Using the Session method gives the answer:

In [17]:
# create a configured "Session" class
Session = sessionmaker(bind=engine)
# create a Session
session = Session()       
names = session.query(master.c.playerID,master.c.nameFirst,master.c.nameLast).subquery()
playRange = session.query(fielding.c.playerID.label('playerID'), \
                          db.func.min(fielding.c.yearID).label('FirstYearPlayed'), \
                          db.func.max(fielding.c.yearID).label('LastYearPlayed')).\
            group_by(fielding.c.playerID).subquery()
query = db.select([playRange, names])
query = query.select_from(playRange.join(names, playRange.c.playerID==names.c.playerID))
results = connection.execute(query).fetchall()
session.close()
df = pd.DataFrame(results)
df.columns = results[0].keys()
df[['nameFirst','nameLast','FirstYearPlayed','LastYearPlayed']].head(5)

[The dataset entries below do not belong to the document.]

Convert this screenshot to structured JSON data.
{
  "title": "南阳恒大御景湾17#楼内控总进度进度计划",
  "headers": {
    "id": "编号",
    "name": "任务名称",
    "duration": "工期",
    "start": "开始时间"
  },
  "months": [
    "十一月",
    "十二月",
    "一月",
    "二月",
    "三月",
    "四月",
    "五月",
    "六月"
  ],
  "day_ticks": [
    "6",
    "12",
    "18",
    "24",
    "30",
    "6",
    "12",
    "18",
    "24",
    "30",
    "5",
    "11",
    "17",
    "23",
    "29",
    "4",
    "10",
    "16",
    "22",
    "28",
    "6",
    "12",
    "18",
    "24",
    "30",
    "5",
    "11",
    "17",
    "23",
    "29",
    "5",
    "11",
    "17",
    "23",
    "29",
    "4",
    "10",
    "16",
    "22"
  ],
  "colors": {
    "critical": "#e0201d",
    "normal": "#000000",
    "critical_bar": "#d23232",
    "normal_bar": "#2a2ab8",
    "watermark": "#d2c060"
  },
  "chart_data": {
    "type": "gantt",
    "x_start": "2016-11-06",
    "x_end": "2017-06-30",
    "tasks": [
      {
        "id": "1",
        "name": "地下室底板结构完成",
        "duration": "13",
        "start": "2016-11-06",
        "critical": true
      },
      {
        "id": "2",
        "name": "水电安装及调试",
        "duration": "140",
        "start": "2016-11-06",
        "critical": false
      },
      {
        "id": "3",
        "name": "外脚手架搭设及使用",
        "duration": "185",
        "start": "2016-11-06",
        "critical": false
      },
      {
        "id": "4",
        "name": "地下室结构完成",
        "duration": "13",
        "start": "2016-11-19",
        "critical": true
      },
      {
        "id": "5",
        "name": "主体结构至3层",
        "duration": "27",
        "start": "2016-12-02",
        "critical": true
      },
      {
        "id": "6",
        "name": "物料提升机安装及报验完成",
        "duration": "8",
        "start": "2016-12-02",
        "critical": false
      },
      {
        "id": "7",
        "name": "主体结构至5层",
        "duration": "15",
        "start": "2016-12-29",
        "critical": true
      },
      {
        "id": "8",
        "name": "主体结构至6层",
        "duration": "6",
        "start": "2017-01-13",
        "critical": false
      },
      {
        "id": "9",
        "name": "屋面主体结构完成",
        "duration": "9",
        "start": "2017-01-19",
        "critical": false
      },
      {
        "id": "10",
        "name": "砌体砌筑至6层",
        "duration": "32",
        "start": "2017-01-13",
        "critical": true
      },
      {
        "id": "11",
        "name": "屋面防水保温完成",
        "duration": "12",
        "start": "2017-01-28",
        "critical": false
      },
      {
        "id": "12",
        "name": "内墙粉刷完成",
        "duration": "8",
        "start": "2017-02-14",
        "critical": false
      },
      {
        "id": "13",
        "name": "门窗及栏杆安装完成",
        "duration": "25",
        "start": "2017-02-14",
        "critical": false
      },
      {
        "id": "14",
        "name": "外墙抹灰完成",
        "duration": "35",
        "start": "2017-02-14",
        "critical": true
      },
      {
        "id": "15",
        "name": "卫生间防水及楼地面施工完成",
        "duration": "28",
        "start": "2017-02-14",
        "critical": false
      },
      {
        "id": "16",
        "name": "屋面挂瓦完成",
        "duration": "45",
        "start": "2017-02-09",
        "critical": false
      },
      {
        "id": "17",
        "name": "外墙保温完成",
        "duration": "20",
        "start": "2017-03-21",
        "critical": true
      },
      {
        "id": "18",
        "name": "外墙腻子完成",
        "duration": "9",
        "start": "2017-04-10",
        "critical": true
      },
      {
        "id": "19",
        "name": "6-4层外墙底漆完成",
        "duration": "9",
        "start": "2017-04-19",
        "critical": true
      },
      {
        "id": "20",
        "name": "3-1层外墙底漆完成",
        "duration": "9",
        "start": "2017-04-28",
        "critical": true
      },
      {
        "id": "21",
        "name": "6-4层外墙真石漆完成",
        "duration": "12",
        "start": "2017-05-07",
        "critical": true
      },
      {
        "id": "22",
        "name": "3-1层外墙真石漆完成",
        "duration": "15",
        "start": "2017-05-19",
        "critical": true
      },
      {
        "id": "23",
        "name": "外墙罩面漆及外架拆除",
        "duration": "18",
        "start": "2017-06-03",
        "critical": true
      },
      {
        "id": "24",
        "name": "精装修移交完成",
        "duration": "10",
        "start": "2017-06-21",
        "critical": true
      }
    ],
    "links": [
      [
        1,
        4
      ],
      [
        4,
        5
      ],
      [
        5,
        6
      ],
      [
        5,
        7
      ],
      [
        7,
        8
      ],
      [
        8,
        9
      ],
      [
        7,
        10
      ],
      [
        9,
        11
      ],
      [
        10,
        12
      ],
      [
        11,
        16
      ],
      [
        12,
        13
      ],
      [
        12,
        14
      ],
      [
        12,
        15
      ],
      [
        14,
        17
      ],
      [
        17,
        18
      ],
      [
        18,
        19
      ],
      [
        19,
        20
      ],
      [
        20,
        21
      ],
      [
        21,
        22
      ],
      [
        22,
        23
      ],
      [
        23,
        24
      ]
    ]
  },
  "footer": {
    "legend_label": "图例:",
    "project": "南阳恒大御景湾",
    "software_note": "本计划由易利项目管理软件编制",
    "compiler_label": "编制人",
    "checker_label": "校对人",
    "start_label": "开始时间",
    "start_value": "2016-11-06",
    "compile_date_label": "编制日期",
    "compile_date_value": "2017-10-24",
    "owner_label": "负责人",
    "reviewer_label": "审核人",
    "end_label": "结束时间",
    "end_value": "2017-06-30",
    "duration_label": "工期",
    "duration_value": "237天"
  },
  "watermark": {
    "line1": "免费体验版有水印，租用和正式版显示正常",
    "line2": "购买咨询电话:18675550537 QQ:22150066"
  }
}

Unnamed: 0,nameFirst,nameLast,FirstYearPlayed,LastYearPlayed
0,David,Aardsma,2004,2013
1,Hank,Aaron,1954,1976
2,Tommie,Aaron,1962,1971
3,Don,Aase,1977,1990
4,Andy,Abad,2001,2003


## Who has played the most all star games?

In [31]:
AllstarFull = db.Table('allstarfull', metadata, autoload=True, autoload_with=engine)
AllstarFull.columns.keys()

['playerid',
 'yearid',
 'gamenum',
 'gameid',
 'teamid',
 'lgid',
 'gp',
 'startingpos']

In [33]:
# create a configured "Session" class
Session = sessionmaker(bind=engine)
# create a Session
session = Session()       
names = session.query(master.c.playerID,master.c.nameFirst,master.c.nameLast).subquery()
allStarGames = session.query(AllstarFull.c.playerid.label('playerID'), \
                          db.func.count(AllstarFull.c.gameid).label('NumAllstarGames')).\
            group_by(AllstarFull.c.playerid).subquery()
query = db.select([allStarGames, names])
query = query.select_from(AllstarFull.join(names, AllstarFull.c.playerid==names.c.playerID))
results = connection.execute(query).fetchall()
session.close()
df = pd.DataFrame(results)
df.columns = results[0].keys()
df[['nameFirst','nameLast','NumAllstarGames']].head(5)

Unnamed: 0,nameFirst,nameLast,NumAllstarGames
0,Lefty,Gomez,1
1,Lefty,Gomez,1
2,Lefty,Gomez,2
3,Lefty,Gomez,2
4,Lefty,Gomez,2